Pictures Of Faces In Email Copy

This is quite a subtle approach that may not sound very promising but it is highly effective. 

You need to use pictures of the faces of people in your marketing email copy or people using the product or looking at it. 

This makes the product more relatable and in a way more humane. To the core, it basically illicit emotion and makes the product more connected to them. 

Color Choice In Design 

Again quite a subtle yet very impactful psychological tactic used by most of marketers and brands. 

Specific colors evoke particular emotions. For example, Green represents the environment, peace, and harmony. 

Yellow is more attention-grabbing and highlighting, also cheerful and vibrant.
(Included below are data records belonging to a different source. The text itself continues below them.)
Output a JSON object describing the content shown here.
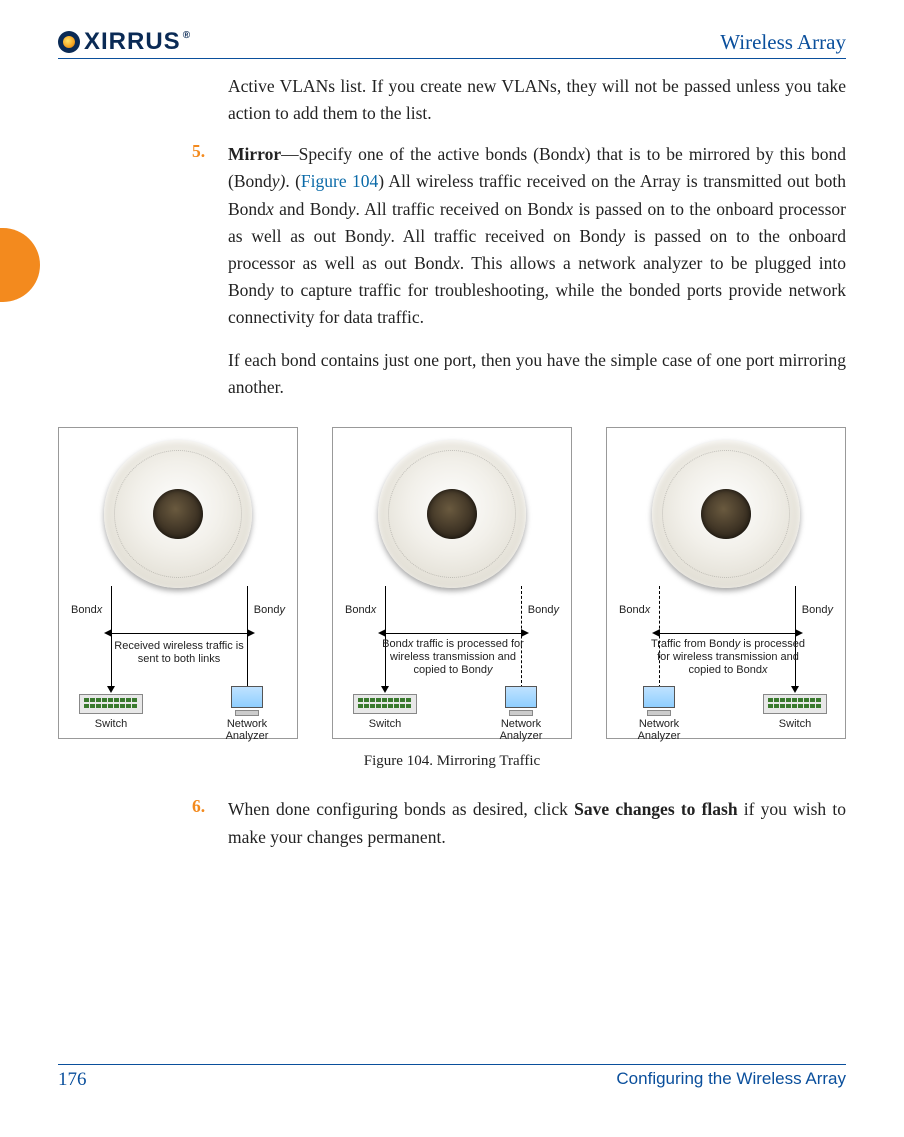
{
  "header": {
    "logo_text": "XIRRUS",
    "title": "Wireless Array"
  },
  "intro": "Active VLANs list. If you create new VLANs, they will not be passed unless you take action to add them to the list.",
  "item5": {
    "num": "5.",
    "heading": "Mirror",
    "text_a": "—Specify one of the active bonds (Bond",
    "x1": "x",
    "text_b": ") that is to be mirrored by this bond (Bond",
    "y1": "y)",
    "text_c": ". (",
    "figref": "Figure 104",
    "text_d": ") All wireless traffic received on the Array is transmitted out both Bond",
    "x2": "x",
    "text_e": " and Bond",
    "y2": "y",
    "text_f": ".   All traffic received on Bond",
    "x3": "x",
    "text_g": " is passed on to the onboard processor as well as out Bond",
    "y3": "y",
    "text_h": ". All traffic received on Bond",
    "y4": "y",
    "text_i": " is passed on to the onboard processor as well as out Bond",
    "x4": "x",
    "text_j": ". This allows a network analyzer to be plugged into Bond",
    "y5": "y",
    "text_k": " to capture traffic for troubleshooting, while the bonded ports provide network connectivity for data traffic.",
    "para2": "If each bond contains just one port, then you have the simple case of one port mirroring another."
  },
  "figure": {
    "caption": "Figure 104. Mirroring Traffic",
    "panels": [
      {
        "left_label_n": "Bond",
        "left_label_i": "x",
        "right_label_n": "Bond",
        "right_label_i": "y",
        "note": "Received wireless traffic is\nsent to both links",
        "dev_left": "Switch",
        "dev_right": "Network\nAnalyzer"
      },
      {
        "left_label_n": "Bond",
        "left_label_i": "x",
        "right_label_n": "Bond",
        "right_label_i": "y",
        "note_a": "Bond",
        "note_ai": "x",
        "note_b": " traffic is processed for\nwireless transmission and\ncopied to Bond",
        "note_bi": "y",
        "dev_left": "Switch",
        "dev_right": "Network\nAnalyzer"
      },
      {
        "left_label_n": "Bond",
        "left_label_i": "x",
        "right_label_n": "Bond",
        "right_label_i": "y",
        "note_a": "Traffic from Bond",
        "note_ai": "y",
        "note_b": " is processed\nfor wireless transmission and\ncopied to Bond",
        "note_bi": "x",
        "dev_left": "Network\nAnalyzer",
        "dev_right": "Switch"
      }
    ]
  },
  "item6": {
    "num": "6.",
    "text_a": "When done configuring bonds as desired, click ",
    "bold": "Save changes to flash",
    "text_b": " if you wish to make your changes permanent."
  },
  "footer": {
    "page": "176",
    "section": "Configuring the Wireless Array"
  }
}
Black is more sophisticated. 

The color choice you use in your marketing email design helps your copywriting as well. It increases the overall impact and effectiveness leading towards the conversion. 

Personalization

This is already an integral part of a good email marketing campaign to increase not just conversions but also open rates and click-through rates. 

You can personalize the email copy content and subject line as well. 

Personalization works because people want to interact with other people, not machines, not corporations or authorities. 

They do not respond or connect inhuman entities such as corporations.

Using personalization such as mentioning the name of the person in the email subject increases the open rate of the email dramatically. 

Have A Rich Vocabulary In Your Email Copy

No one wants to read something that is ineffective due to repetitive words and bad word choice. 

It just makes any prose sound uninteresting and not impactful at all. 

To really make your email copy highly effective and reachable to your target audience, you need to choose a rich vocabulary in your writing. 

A rich vocabulary and good writing don’t mean dictionary words. It is just about using the right words, better words to bring an effect and impact. 

For example, you can say beautiful twice or thrice in a paragraph talking about your vacation packages but it sounds boring and incompetent. 

So you better use words like breathtaking, picturesque, heart-whelming, and other relevant words depending upon their meaning. 

Try Storytelling Approach In Your Email Copy

Stories connect the best to the readers. That’s how it always has been! Humans are always driven to stories. 

When you appeal to their emotion, connect with them, entertain them or engage them, they are more than happy to give you attention. 

So, try to use the power of storytelling in your email marketing copy. 

Stories can make your brand more memorable than just any other brand they come across plenty of times over time. 

For example,  in your welcome emails, you can tell how you started the copy, the very inception of your business, and the struggle. 

Build a brand story and reach out to your customers and prospects where they can relate to you, and your story. 

Another great way to inculcate storytelling into your brand is to feature customer testimonials in the form of a success story, which people love to hear.